WT, but not the R377W and F488L mutants, shows a conformational change of the C-terminus in response to 8-pCPT-cGMP. (A). Representative CD profiles of the WT, R377W and F488L C-termini in response to varying concentrations (0, black; 3.0, blue; 10.0, green; 30.0, brown; and 100, red) (μM) of 8-pCPT-cGMP. A concentration-dependent reduction of negative ellipticity was seen in the WT but not the R377W and F488L mutants upon addition of 8-pCPT-cGMP. Representative CD spectral profiles of GST in response to varying concentrations of 8-pCPT-cGMP were included. (B).

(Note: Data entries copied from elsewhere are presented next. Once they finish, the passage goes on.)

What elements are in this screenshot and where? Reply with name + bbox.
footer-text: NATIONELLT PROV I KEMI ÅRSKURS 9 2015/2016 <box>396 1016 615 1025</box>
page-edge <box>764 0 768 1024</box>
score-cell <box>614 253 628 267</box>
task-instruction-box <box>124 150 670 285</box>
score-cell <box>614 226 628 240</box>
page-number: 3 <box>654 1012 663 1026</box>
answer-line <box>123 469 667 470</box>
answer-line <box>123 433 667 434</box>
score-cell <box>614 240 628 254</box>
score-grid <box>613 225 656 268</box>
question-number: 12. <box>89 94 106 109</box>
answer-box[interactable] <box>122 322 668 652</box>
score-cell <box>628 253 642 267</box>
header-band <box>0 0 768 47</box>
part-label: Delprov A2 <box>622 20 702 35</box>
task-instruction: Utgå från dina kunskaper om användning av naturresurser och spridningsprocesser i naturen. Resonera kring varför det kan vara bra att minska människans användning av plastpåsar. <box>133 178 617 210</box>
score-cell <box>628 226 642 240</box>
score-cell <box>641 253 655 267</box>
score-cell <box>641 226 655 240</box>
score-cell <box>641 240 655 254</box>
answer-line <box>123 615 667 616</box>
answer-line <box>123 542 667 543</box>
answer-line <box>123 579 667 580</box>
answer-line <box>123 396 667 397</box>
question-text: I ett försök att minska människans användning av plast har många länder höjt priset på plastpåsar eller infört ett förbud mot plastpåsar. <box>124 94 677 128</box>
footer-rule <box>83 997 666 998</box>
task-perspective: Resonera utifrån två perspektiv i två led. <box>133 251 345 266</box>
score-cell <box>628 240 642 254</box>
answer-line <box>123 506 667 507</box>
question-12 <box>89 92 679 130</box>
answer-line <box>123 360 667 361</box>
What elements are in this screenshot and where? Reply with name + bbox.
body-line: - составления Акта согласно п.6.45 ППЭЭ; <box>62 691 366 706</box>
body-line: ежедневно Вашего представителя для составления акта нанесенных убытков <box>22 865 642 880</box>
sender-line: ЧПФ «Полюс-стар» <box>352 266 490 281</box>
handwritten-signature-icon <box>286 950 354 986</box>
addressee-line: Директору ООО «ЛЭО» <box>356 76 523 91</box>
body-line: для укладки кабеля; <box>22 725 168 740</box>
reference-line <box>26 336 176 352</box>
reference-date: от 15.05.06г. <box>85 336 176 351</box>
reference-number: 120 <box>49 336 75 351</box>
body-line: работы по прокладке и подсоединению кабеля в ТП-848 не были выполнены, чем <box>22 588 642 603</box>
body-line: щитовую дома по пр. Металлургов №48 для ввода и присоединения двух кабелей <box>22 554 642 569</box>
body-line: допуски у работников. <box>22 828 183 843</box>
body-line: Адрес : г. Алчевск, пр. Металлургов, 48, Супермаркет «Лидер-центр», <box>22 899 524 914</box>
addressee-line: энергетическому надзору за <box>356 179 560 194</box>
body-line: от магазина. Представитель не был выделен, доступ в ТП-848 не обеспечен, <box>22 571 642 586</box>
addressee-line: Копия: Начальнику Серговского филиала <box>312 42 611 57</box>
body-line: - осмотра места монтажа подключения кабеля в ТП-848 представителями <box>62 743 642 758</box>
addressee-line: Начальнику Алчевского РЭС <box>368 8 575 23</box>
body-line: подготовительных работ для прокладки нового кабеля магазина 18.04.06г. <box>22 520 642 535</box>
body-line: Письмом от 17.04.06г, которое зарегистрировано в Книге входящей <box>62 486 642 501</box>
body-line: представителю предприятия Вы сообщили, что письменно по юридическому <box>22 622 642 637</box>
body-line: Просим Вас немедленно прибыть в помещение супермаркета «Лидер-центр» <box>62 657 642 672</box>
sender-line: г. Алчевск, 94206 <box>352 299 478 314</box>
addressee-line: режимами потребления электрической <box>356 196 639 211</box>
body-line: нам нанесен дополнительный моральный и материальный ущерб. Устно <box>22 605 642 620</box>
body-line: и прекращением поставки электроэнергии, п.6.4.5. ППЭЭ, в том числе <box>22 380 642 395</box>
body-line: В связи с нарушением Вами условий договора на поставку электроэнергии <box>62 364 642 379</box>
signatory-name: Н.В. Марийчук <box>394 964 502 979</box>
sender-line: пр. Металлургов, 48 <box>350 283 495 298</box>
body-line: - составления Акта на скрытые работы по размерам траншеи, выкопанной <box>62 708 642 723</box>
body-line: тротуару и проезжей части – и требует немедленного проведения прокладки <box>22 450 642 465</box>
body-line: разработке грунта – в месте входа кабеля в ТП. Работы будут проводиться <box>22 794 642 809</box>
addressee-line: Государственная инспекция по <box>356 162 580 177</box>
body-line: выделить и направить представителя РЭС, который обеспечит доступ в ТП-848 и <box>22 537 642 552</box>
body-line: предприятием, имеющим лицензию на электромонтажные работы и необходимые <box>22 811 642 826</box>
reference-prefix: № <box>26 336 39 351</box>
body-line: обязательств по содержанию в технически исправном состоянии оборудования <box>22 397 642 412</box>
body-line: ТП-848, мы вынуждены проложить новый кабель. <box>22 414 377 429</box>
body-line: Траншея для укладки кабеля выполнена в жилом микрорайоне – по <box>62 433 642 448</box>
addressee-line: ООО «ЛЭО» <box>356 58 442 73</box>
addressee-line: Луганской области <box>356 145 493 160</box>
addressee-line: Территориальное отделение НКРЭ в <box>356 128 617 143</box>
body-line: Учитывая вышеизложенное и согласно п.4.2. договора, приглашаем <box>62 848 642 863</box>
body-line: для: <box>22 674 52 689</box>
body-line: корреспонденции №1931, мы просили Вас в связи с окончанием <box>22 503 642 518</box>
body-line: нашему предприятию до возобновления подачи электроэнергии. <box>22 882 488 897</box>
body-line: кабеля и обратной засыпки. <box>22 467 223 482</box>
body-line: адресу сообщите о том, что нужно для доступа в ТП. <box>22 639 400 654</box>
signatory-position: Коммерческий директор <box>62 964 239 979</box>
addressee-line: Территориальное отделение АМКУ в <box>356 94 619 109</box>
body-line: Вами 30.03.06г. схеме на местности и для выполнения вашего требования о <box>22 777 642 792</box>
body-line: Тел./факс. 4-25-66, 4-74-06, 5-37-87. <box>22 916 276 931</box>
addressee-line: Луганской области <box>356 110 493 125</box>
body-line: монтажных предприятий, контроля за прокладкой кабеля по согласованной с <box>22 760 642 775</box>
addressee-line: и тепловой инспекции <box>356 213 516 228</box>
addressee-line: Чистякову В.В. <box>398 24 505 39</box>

Quantitative analyses of α-helix and β-sheet amounts in the WT and mutant C-termini upon addition of 8-pCPT-cGMP (100 μM). Unpaired Student's t test was used for determination of the significance (P < 0.05).

Figure 7

WT, but not the R377W and F488L mutants, shows a conformational change of the C-terminus in response to cGMP and cAMP. Representative CD profiles of the WT, R377W and F488L C-termini in response to varying concentrations (0, black; 3.0, blue; 10.0, green; 30.0, brown; 100, red; and 300, pink) (μM) of cGMP (A) and cAMP (B). A concentration-dependent reduction of negative ellipticity was seen in the WT but not the R377W and F488L mutants upon addition of cGMP. cAMP at the highest concentration (300 μM) used induced a CD profile change in the WT but not the mutant C-termini. Representative CD spectral profiles of GST in response to varying concentrations of cGMP and cAMP were included.

Figure 8

The R377W and F488L mutations do not affect protein stability. (A). Thermal denaturation study of the WT and R377W and F488L mutant C-termini. Shown are thermal denaturation curves for the WT and mutant C-termini obtained at 220 nm from 20°C to 80°C (GST, black; WT, blue; R377W, green; and F488L, red). Denaturation curves are in units of molar ellipticity vs. temperature. The transition temperature was at ∼ 59°C for GST and was at ∼ 68°C for the C-terminal fusion proteins. The unfolding temperature at the R377W and F488L mutants was not different from that in the WT. (B). Limited tryptic digestion of the WT and R377W and F488L mutant CNGA3. The membranes prepared from cells that had been transfected with cDNAs encoding the WT and R377W and F488L mutants were incubated with trypsin-TPCK (30 μg/ml) at 30°C for 2, 5, and 10 min. The digested products were resolved on 10% SDS-PAGE, followed by Western blotting using the polyclonal anti-CNGA3 antibody. Shown are representative images showing limited proteolysis of the WT and mutant CNGA3 subunits. The cleavage rates of the mutants to trypsin were about the same as the WT.